If what a tree or a bush does is lost on you,
You are surely lost. Stand still. The forest knows
Where you are. You must let it find you.
(Traveling Light, New and Collected Poems, 10)
In an evening with Wagoner presented by Seattle Arts and Lectures in January 2013, he seemed bemused himself at the poem's journey into public consciousness. It had come to his attention that "Lost" had been used as the basis of sermons, put on T-shirts and greeting cards (without his permission), and set to music at least three times. Two different Alaska kayaking organizations required clients to memorize it before embarking on excursions. In Boeing's in-house magazine, the poem was reproduced and attributed to an Indian shaman (the company printed a correction the following month).

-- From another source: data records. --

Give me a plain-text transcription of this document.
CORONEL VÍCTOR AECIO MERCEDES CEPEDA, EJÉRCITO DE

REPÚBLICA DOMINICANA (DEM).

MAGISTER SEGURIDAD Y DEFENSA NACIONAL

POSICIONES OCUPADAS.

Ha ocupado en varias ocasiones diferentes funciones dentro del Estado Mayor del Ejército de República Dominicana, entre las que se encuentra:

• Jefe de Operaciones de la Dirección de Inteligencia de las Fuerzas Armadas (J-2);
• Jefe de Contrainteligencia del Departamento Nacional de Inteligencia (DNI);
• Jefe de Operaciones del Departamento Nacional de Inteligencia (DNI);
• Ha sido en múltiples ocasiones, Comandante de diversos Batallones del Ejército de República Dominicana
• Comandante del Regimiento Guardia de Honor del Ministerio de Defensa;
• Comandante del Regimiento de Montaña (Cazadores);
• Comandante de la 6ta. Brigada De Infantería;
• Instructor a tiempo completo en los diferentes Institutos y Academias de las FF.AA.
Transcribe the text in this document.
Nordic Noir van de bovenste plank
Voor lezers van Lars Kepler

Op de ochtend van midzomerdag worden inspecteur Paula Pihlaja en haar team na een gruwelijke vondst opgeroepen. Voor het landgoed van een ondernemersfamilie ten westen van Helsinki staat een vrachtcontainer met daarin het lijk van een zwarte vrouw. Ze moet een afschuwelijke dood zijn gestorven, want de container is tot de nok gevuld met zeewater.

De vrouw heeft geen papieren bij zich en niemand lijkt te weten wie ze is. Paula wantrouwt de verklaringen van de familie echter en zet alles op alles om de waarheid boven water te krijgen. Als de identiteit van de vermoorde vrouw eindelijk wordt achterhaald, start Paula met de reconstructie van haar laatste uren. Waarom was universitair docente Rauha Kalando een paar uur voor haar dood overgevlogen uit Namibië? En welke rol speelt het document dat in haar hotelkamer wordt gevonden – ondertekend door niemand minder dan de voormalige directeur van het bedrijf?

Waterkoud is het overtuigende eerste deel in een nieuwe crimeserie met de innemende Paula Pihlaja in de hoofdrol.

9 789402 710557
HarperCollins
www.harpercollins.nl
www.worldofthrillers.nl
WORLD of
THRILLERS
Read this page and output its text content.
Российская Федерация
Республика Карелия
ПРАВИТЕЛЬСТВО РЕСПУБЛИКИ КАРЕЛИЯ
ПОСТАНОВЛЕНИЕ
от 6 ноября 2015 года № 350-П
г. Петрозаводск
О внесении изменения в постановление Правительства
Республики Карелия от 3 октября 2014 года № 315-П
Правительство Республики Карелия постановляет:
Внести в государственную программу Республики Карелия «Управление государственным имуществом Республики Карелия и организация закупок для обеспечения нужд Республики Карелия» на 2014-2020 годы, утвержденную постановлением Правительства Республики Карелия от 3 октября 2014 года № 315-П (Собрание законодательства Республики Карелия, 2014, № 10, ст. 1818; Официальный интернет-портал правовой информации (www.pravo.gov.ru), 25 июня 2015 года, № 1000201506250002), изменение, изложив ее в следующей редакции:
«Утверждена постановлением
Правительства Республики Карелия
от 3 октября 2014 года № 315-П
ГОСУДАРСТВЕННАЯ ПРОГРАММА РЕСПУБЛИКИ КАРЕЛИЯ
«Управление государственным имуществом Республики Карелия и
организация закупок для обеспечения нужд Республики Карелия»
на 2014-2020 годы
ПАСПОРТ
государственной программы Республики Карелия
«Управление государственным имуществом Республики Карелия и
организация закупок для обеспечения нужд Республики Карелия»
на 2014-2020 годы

"Nobody wants to be known for work they did 40 years ago," Elizabeth Austen says, "especially when you're still as active as David is. What I see in that poem is an example of something that most poets do, which is that there are things of central concern, and we spend a lot of time figuring out different ways to say what we want to say about them. 'Lost' is just one of those poems where it all comes together. Every syllable, every move in that poem feels necessary, not extra or superfluous. That's why it's endured and is so beloved" (Austen interview).
Like much of Wagoner's work, "Lost" is quintessentially Northwest, though clearly one doesn't have be from the Northwest to take it to heart.
Wagoner died on December 18, 2021, in Edmonds. He was 95.